The evidence supporting an association among environmental risk factors and breast cancer has come primarily from two sources: geographic and regional variations in breast cancer rates and studies of both migrant and twin populations, and a growing number of breast cancer cell and animal studies suggesting an association between breast cancer risk and exposures to environmental carcinogens and hormonally active chemicals. Although the relatively few population-based epidemiological studies on breast cancer and exposures to environmental pollutants to date have yielded inconsistent results, there is an expanding belief among governmental agencies, environmental researchers, breast cancer activists and communities that the use of biological monitoring (biomonitoring) is integral to the advancement of environmental and molecular epidemiological research in breast cancer.

Biomonitoring is the assessment of exposure to toxic chemicals in humans by measuring the presence and concentration of these chemical compounds, their metabolites (break down products) or their reaction products (biomarkers) in human biological specimens such as blood, urine, breast milk, meconium, adipose tissue, saliva, hair or other tissues.

This presentation provides an overview of the history and current science of biomonitoring and outlines the benefits and challenges associated with its use in research, public health and community advocacy efforts.
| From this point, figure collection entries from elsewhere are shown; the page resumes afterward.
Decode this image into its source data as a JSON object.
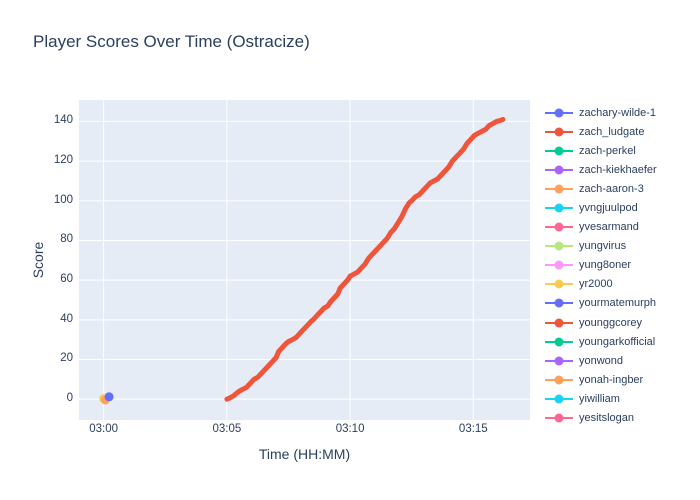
{
  "title": "Player Scores Over Time (Ostracize)",
  "colors": {
    "text": "#2a3f5f",
    "plot_background": "#e5ecf6",
    "gridline": "#ffffff",
    "paper": "#ffffff"
  },
  "chart_data": {
    "type": "line",
    "title": "Player Scores Over Time (Ostracize)",
    "xlabel": "Time (HH:MM)",
    "ylabel": "Score",
    "grid": true,
    "legend_position": "right",
    "x_ticks": [
      {
        "minute": 0,
        "label": "03:00"
      },
      {
        "minute": 5,
        "label": "03:05"
      },
      {
        "minute": 10,
        "label": "03:10"
      },
      {
        "minute": 15,
        "label": "03:15"
      }
    ],
    "y_ticks": [
      0,
      20,
      40,
      60,
      80,
      100,
      120,
      140
    ],
    "xlim_minutes": [
      -1.0,
      17.3
    ],
    "ylim": [
      -10.5,
      150.8
    ],
    "series": [
      {
        "name": "yr2000",
        "type": "scatter",
        "color": "#FECB52",
        "marker_radius": 4.5,
        "points": [
          [
            0.0,
            0.3
          ]
        ]
      },
      {
        "name": "zach-aaron-3",
        "type": "scatter",
        "color": "#FFA15A",
        "marker_radius": 4.5,
        "points": [
          [
            0.07,
            -0.4
          ]
        ]
      },
      {
        "name": "zachary-wilde-1",
        "type": "scatter",
        "color": "#636EFA",
        "marker_radius": 4.5,
        "points": [
          [
            0.22,
            1.2
          ]
        ]
      },
      {
        "name": "zach_ludgate",
        "type": "line",
        "color": "#EF553B",
        "stroke_width": 5,
        "points": [
          [
            5.0,
            0
          ],
          [
            5.1,
            0.5
          ],
          [
            5.25,
            1.5
          ],
          [
            5.4,
            3
          ],
          [
            5.5,
            4
          ],
          [
            5.65,
            5
          ],
          [
            5.8,
            6
          ],
          [
            5.95,
            8
          ],
          [
            6.1,
            10
          ],
          [
            6.25,
            11
          ],
          [
            6.4,
            13
          ],
          [
            6.55,
            15
          ],
          [
            6.7,
            17
          ],
          [
            6.85,
            19
          ],
          [
            7.0,
            21
          ],
          [
            7.1,
            24
          ],
          [
            7.25,
            26
          ],
          [
            7.4,
            28
          ],
          [
            7.5,
            29
          ],
          [
            7.65,
            30
          ],
          [
            7.8,
            31
          ],
          [
            7.95,
            33
          ],
          [
            8.1,
            35
          ],
          [
            8.25,
            37
          ],
          [
            8.4,
            39
          ],
          [
            8.5,
            40
          ],
          [
            8.65,
            42
          ],
          [
            8.8,
            44
          ],
          [
            8.95,
            46
          ],
          [
            9.1,
            47
          ],
          [
            9.2,
            49
          ],
          [
            9.35,
            51
          ],
          [
            9.5,
            53
          ],
          [
            9.6,
            56
          ],
          [
            9.75,
            58
          ],
          [
            9.9,
            60
          ],
          [
            10.0,
            62
          ],
          [
            10.15,
            63
          ],
          [
            10.3,
            64
          ],
          [
            10.45,
            66
          ],
          [
            10.6,
            68
          ],
          [
            10.75,
            71
          ],
          [
            10.9,
            73
          ],
          [
            11.05,
            75
          ],
          [
            11.2,
            77
          ],
          [
            11.35,
            79
          ],
          [
            11.5,
            81
          ],
          [
            11.65,
            84
          ],
          [
            11.8,
            86
          ],
          [
            11.95,
            89
          ],
          [
            12.1,
            92
          ],
          [
            12.25,
            96
          ],
          [
            12.4,
            99
          ],
          [
            12.5,
            100
          ],
          [
            12.65,
            102
          ],
          [
            12.8,
            103
          ],
          [
            12.95,
            105
          ],
          [
            13.1,
            107
          ],
          [
            13.25,
            109
          ],
          [
            13.4,
            110
          ],
          [
            13.55,
            111
          ],
          [
            13.7,
            113
          ],
          [
            13.85,
            115
          ],
          [
            14.0,
            117
          ],
          [
            14.15,
            120
          ],
          [
            14.3,
            122
          ],
          [
            14.45,
            124
          ],
          [
            14.6,
            126
          ],
          [
            14.75,
            129
          ],
          [
            14.9,
            131
          ],
          [
            15.05,
            133
          ],
          [
            15.2,
            134
          ],
          [
            15.35,
            135
          ],
          [
            15.5,
            136
          ],
          [
            15.65,
            138
          ],
          [
            15.8,
            139
          ],
          [
            15.95,
            140
          ],
          [
            16.1,
            140.5
          ],
          [
            16.2,
            141
          ]
        ]
      }
    ],
    "legend": [
      {
        "label": "zachary-wilde-1",
        "color": "#636EFA"
      },
      {
        "label": "zach_ludgate",
        "color": "#EF553B"
      },
      {
        "label": "zach-perkel",
        "color": "#00CC96"
      },
      {
        "label": "zach-kiekhaefer",
        "color": "#AB63FA"
      },
      {
        "label": "zach-aaron-3",
        "color": "#FFA15A"
      },
      {
        "label": "yvngjuulpod",
        "color": "#19D3F3"
      },
      {
        "label": "yvesarmand",
        "color": "#FF6692"
      },
      {
        "label": "yungvirus",
        "color": "#B6E880"
      },
      {
        "label": "yung8oner",
        "color": "#FF97FF"
      },
      {
        "label": "yr2000",
        "color": "#FECB52"
      },
      {
        "label": "yourmatemurph",
        "color": "#636EFA"
      },
      {
        "label": "younggcorey",
        "color": "#EF553B"
      },
      {
        "label": "youngarkofficial",
        "color": "#00CC96"
      },
      {
        "label": "yonwond",
        "color": "#AB63FA"
      },
      {
        "label": "yonah-ingber",
        "color": "#FFA15A"
      },
      {
        "label": "yiwilliam",
        "color": "#19D3F3"
      },
      {
        "label": "yesitslogan",
        "color": "#FF6692"
      }
    ]
  }
}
Ethical issues related to biomonitoring such as the handling and use of the data and the interpretation and communication of results at the individual and/or group level are also discussed.

In summary, the main three points of the presentation are:

  • Biomonitoring has the potential to make a significant contribution to research on the role environmental factors play in the development of disease, including breast cancer.
  • While the science of biomonitoring is advancing very quickly, there continue to exist many uncertainties and unanswered questions related to its use in research, public health and clinical medicine.
  • The present uncertainties associated with biomonitoring combined with a growing public interest in its use highlight the need to develop early and effective communication models that faciliatate an interactive exchange of information and concerns among community members and researchers on biomonitoring.